Second seed Coco Gauff won her first French Open title on Saturday following a thrilling 6-7, 6-2, 6-4 victory over the top seed Aryna Sabalenka.
Sabalenka powered into their 11th meeting. The 27-year-old Belarusian broke the American's serve twice to sweep into a 4-1 lead after 18 minutes on centre court.
As the 15,000 spectators feared a rout, Sabalenka, boasting three points for a 5-1 lead, wandered.
She lost 11 points on the trot to allow the 21-year-old back to 4-3 and with three consecutive points to gain parity at 4-4
The world number one woke up to rescue the crisis but Gauff eventually got the break to justify her resilience and belief.
But Gauff failed to maintain her momentum. Sabalenka broke again to take the lead and served for the set at 5-4
In a 12-minute game of absorbing intensity, Sabalenka squandered two set points before Gauff converted her fifth break point to recover to 5-5.
Seize the initiative
Again, Gauff failed to push on. Sabalenka seized a second chance to serve for the set and failed again.
Fifty minutes after breezing along, Sabalenka was in a dogfight of a tiebreak.
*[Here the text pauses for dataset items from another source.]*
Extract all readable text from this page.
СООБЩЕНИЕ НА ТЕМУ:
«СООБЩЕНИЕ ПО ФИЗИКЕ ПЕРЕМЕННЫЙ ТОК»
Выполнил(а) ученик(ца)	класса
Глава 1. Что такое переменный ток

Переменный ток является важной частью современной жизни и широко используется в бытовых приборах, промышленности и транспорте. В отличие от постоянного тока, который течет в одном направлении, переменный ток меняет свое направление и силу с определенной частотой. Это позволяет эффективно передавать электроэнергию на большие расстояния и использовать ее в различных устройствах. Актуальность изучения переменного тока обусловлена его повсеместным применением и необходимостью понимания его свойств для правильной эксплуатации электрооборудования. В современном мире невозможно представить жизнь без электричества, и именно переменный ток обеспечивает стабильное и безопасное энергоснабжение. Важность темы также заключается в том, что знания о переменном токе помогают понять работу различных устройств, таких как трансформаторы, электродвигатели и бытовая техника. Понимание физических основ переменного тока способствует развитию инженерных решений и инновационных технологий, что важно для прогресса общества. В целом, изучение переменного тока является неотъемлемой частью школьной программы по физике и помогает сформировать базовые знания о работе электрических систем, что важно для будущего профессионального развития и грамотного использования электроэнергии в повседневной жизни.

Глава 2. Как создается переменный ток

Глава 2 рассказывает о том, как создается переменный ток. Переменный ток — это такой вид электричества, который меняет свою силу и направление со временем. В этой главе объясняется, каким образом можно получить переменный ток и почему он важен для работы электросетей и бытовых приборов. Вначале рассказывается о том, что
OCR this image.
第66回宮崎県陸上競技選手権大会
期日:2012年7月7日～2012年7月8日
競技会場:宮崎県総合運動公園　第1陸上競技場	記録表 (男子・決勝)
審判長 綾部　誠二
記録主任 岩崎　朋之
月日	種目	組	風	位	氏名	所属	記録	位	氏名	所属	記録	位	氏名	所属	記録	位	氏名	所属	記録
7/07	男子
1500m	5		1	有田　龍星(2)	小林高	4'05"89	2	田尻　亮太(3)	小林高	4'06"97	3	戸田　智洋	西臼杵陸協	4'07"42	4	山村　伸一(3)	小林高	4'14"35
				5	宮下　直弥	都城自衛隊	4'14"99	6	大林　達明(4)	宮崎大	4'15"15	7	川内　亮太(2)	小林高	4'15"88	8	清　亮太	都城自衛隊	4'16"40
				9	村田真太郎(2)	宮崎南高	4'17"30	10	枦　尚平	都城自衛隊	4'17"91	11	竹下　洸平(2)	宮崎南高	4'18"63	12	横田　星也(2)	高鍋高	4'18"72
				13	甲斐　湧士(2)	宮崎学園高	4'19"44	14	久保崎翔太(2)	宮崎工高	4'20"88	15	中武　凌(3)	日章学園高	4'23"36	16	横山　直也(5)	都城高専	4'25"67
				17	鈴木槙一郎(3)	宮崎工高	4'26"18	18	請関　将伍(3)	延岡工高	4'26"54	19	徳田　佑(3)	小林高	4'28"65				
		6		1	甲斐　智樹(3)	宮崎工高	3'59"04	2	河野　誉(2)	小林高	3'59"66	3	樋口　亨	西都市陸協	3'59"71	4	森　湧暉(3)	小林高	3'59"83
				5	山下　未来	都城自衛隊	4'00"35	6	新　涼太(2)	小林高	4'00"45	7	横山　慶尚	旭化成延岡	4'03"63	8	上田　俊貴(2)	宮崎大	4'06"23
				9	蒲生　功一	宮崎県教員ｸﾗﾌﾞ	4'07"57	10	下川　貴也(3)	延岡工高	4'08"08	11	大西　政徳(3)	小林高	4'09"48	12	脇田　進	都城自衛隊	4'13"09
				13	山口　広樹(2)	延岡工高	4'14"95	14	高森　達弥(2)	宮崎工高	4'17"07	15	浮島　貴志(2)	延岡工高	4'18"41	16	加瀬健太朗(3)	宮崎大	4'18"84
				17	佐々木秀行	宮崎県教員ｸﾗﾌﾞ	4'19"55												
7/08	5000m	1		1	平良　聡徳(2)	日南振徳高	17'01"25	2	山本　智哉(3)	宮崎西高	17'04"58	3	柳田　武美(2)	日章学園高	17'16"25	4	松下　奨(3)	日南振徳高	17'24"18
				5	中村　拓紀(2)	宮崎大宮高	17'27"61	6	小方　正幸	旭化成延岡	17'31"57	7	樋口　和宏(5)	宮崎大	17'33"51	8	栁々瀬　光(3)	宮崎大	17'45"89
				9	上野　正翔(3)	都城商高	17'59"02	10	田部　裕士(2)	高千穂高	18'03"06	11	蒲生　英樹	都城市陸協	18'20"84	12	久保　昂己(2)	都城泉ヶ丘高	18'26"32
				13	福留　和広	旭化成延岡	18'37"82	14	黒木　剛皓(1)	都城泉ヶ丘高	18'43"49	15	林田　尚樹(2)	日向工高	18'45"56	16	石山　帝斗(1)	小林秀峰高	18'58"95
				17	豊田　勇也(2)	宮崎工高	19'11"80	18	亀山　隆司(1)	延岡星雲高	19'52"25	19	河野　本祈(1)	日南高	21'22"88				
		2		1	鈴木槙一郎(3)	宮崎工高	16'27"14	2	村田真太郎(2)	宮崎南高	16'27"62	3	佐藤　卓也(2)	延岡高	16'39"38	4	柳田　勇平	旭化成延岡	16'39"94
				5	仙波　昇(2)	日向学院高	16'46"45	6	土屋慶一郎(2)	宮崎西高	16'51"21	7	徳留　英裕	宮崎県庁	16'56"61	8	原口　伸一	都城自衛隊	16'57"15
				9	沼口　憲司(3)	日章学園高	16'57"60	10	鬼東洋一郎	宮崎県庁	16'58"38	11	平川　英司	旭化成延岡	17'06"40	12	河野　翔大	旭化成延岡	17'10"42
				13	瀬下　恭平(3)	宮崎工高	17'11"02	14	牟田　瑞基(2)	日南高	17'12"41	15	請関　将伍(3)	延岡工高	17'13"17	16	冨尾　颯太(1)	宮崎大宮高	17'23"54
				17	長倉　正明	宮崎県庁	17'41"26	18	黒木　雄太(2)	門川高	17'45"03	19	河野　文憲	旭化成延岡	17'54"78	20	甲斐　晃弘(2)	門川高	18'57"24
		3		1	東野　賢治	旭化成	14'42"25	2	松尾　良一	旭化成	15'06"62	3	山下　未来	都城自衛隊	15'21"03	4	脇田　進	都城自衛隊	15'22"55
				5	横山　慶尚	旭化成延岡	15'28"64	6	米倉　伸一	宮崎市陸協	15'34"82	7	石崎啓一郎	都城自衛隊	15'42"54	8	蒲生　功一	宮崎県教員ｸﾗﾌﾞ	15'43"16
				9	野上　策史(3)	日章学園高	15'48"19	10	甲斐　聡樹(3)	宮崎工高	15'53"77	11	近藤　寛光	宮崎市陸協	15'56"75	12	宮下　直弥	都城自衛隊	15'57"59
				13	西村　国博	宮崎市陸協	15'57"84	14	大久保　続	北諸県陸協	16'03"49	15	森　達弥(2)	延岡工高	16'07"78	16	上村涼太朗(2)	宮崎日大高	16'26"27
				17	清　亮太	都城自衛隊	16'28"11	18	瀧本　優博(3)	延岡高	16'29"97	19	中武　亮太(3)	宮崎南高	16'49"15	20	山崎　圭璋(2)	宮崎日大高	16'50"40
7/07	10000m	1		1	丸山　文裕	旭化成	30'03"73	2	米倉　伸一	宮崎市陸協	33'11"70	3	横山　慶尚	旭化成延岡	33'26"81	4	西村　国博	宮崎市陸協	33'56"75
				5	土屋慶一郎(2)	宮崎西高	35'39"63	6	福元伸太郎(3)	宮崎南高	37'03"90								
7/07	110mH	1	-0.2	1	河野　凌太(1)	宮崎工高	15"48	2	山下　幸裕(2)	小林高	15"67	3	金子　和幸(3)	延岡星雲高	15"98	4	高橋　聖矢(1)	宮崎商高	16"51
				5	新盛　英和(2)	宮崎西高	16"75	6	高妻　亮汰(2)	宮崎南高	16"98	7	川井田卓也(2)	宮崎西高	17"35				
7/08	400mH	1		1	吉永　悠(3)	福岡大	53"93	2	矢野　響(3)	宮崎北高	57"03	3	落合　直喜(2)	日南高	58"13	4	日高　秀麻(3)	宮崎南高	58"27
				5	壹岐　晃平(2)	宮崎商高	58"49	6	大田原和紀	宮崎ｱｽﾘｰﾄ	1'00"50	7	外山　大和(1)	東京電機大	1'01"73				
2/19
A Gauff backhand winner and two sloppy shots off the same wing from Sabalenka put Gauff in control but Sabalenka gritted her way back to life and won four consecutive points to take the shoot-out seven points to five.
In a comparatively tame second set, Gauff swiftly moved into a 4-1 lead on the back of less intensity and more unforced errors from Sabalenka, she served at 5-2 to level the match and she executed authoritatively without dropping a point.
Gauff got the first break of the decider to lead 3-1. As the tension mounted, Sabalenka twice produced imperious shots to stop Gauff going 4-1 up with her service to follow.
But that high seemed a distant memory when Sabalenka punched back to 3-3. After the flow, another ebb. She coughed up her own service.
Gauff edged to 5-3 and a couple of hours after appearing that she was in for a waltz of an afternoon, Sabalenka was serving to stay in the mach.
She completed that dance to force Gauff to serve for the title.
A first match point came with a forehand crosscourt winner and it went in a thunderous forehand service return.
Sabalenka got her chance to level at 5-5 off a second serve but the return was fractionally out.
After Sabalenka's backhand flew wide on the second match point, Gauff fell onto her back, held her head in her hands and wept.
"I'm very happy," said Gauff after the four-time French Open champion Justine Henin presented her with the Coupe Suzanne Lenglen.
"Aryna, you are a fantastic opponent," she added. "It was a hard match for me."